There’s no denying that addressing these individuals can feel awkward. It can lead to worries about making a situation worse, damaging professional relationships, or risking your personal reputation. But what is the cost of not speaking up?

An Uncomfortable Truth

Staying silent when faced with sexual misconduct protects the perpetrators. These individuals are often in positions of power—whether through their professional roles or social capital. Challenging them can feel especially daunting when they’re embedded within the healthcare system.

The NHS, though often criticised for its logistical failings, is fiercely defended as one of the foundations of our society. Free healthcare for all is a source of national pride, and many feel its reputation must be safeguarded at all costs.

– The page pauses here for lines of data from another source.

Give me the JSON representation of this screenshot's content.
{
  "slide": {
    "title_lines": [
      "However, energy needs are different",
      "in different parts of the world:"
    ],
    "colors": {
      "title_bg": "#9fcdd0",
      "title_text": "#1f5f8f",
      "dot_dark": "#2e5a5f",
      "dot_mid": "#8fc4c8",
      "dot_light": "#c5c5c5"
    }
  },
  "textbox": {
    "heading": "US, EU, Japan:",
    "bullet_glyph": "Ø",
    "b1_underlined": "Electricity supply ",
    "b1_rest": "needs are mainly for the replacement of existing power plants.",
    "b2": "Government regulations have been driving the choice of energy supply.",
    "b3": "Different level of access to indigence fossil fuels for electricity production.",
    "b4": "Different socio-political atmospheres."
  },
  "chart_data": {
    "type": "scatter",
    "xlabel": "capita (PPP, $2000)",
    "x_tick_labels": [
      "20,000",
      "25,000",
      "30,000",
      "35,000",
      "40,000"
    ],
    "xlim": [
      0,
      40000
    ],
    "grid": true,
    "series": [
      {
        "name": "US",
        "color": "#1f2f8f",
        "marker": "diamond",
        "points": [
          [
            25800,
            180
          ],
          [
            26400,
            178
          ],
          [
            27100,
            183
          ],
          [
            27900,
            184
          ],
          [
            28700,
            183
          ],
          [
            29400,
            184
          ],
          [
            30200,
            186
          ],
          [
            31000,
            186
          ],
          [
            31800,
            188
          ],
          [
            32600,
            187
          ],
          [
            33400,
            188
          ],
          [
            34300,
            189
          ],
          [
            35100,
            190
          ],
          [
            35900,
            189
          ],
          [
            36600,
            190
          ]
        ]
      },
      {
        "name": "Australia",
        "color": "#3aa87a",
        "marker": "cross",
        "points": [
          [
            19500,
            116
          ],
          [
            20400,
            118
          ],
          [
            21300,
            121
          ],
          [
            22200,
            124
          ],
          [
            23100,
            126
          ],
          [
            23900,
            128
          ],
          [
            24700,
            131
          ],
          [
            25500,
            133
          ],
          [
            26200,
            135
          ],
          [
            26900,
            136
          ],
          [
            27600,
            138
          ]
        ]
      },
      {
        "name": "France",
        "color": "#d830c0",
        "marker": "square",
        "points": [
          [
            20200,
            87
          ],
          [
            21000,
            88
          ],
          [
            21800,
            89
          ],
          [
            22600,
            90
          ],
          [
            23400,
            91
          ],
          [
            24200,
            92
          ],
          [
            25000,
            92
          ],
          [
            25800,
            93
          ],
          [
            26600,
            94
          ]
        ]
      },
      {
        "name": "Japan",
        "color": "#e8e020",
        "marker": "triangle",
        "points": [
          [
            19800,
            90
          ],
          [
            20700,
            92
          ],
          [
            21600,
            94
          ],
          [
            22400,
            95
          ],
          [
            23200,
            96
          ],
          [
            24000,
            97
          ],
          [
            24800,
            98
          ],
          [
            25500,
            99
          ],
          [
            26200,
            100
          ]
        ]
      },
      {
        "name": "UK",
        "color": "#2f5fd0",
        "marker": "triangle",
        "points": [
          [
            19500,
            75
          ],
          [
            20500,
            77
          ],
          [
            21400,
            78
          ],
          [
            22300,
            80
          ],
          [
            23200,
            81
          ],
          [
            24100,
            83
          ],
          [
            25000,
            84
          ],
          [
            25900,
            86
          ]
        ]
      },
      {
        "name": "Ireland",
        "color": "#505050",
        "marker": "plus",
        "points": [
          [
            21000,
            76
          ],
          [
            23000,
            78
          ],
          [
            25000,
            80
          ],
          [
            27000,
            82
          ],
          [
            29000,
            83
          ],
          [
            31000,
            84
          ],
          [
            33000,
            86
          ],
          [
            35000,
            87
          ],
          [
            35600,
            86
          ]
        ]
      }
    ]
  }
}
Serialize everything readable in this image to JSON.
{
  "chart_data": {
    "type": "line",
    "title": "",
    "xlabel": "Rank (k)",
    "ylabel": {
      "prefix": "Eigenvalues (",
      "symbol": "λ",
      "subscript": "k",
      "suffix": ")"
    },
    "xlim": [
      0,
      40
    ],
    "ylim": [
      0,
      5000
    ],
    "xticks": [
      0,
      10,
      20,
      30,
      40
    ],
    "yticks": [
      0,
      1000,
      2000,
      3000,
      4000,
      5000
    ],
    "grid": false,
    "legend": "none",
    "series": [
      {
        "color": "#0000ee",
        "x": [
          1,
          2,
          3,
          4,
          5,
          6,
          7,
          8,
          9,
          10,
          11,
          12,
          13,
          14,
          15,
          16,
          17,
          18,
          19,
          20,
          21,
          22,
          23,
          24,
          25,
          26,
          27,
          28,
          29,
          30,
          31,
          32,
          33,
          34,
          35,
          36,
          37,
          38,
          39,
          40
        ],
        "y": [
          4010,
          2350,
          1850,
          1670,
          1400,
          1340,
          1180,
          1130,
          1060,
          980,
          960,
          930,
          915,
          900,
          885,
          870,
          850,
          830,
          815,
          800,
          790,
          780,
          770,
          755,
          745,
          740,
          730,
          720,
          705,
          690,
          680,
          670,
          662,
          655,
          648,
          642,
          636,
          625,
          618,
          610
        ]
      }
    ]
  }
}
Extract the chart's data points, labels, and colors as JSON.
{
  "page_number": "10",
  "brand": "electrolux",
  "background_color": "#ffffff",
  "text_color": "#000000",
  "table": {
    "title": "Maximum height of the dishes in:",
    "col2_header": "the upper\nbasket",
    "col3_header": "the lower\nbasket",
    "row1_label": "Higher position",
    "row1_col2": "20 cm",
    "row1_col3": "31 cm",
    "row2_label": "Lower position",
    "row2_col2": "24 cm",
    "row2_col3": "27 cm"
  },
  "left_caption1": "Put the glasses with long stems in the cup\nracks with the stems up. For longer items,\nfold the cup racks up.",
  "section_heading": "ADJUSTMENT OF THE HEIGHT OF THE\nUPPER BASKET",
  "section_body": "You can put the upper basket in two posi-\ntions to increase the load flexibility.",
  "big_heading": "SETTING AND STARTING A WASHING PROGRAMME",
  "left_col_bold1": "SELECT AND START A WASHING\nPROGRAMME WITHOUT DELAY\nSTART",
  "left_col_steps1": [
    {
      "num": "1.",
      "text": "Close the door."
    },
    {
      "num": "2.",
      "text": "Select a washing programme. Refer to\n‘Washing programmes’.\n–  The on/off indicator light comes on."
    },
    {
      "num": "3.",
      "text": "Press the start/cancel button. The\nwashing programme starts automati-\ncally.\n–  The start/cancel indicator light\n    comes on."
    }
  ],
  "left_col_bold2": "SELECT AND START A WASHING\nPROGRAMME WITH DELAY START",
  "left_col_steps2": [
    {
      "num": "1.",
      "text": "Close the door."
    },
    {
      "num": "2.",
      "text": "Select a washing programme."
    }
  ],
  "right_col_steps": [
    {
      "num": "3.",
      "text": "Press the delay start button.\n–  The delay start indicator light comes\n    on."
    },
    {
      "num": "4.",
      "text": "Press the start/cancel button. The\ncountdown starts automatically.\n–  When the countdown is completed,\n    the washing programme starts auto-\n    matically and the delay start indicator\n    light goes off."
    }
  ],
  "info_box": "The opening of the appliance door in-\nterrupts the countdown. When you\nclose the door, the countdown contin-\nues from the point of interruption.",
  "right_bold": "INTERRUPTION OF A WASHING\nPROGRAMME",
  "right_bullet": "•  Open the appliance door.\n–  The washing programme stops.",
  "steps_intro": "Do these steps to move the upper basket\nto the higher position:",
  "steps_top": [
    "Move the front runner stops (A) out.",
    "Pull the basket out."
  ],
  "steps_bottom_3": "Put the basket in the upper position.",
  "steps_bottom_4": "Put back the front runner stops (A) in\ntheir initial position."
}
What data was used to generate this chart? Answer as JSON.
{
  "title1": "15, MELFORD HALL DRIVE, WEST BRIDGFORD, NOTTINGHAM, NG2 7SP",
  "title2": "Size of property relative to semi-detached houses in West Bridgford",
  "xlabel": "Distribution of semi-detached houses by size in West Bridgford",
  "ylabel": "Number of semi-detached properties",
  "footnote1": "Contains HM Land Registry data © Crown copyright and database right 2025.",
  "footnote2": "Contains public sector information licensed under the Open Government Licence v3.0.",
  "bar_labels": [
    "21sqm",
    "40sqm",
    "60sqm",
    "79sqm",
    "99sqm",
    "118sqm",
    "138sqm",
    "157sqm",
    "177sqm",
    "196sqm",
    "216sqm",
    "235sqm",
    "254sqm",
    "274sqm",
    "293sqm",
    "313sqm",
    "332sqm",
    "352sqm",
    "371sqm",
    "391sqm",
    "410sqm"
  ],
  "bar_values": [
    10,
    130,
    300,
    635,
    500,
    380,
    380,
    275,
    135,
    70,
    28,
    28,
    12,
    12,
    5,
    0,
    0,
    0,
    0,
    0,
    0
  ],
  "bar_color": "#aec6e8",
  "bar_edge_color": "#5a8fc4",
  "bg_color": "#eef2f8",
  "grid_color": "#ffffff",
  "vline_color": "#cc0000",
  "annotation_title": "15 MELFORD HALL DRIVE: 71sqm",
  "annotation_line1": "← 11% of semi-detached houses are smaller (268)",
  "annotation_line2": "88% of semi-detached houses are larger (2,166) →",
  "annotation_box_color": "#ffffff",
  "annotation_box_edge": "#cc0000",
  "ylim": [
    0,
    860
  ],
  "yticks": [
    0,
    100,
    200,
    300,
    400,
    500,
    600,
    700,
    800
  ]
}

More specifically, the staff are what keep the NHS running—so their reputation is, too often, protected above all else.

But despite how the media may portray us, NHS staff are not heroes, nor are we ungrateful “money-grabbers” [see any recent coverage of junior doctor strikes]. We are fallible human beings. That means we have the capacity to care and make meaningful connections—but also to make mistakes. And yes, unfortunately, that means there are “bad apples” among us.

Silence as Self-Protection

In healthcare, there is a clear message: speaking up against the tolerated culture of sexual misconduct comes at a cost. Whistleblowers are sidelined, discredited, and often made to feel like they are the problem. The stories on our website show this happening again and again.

We’ve also received testimonies describing how NHS trusts and other healthcare employers try to protect their own reputations—or that of the alleged perpetrator—by downplaying abuse, dismissing complaints as “misunderstandings,” or using language that minimises harm. These are classic examples of institutional gaslighting: reframing truth-telling as exaggeration or disloyalty.

These processes don’t just fail those who speak out—they actively retraumatise them. So is it any wonder so many survivors choose silence?

Individual Responsibility for the Collective

This is why everyone in healthcare needs to speak up. Because every time a comment is brushed off, a boundary crossed, or harm witnessed without a response, it reinforces a culture where abuse continues—and where survivors are blamed for “making a fuss.”

The more we talk about these issues—whether by calling out behaviour in the moment, or discussing it with colleagues over coffee—the more we normalise speaking up. Many hands make light work, and dismantling the damaging culture of sexual misconduct in healthcare will be much easier if we all play our part.

Change doesn’t come from policies alone. It comes when individuals take responsibility for the culture they’re part of. If we want collective safety, we need collective accountability—and that starts with each and every one of us refusing to look the other way.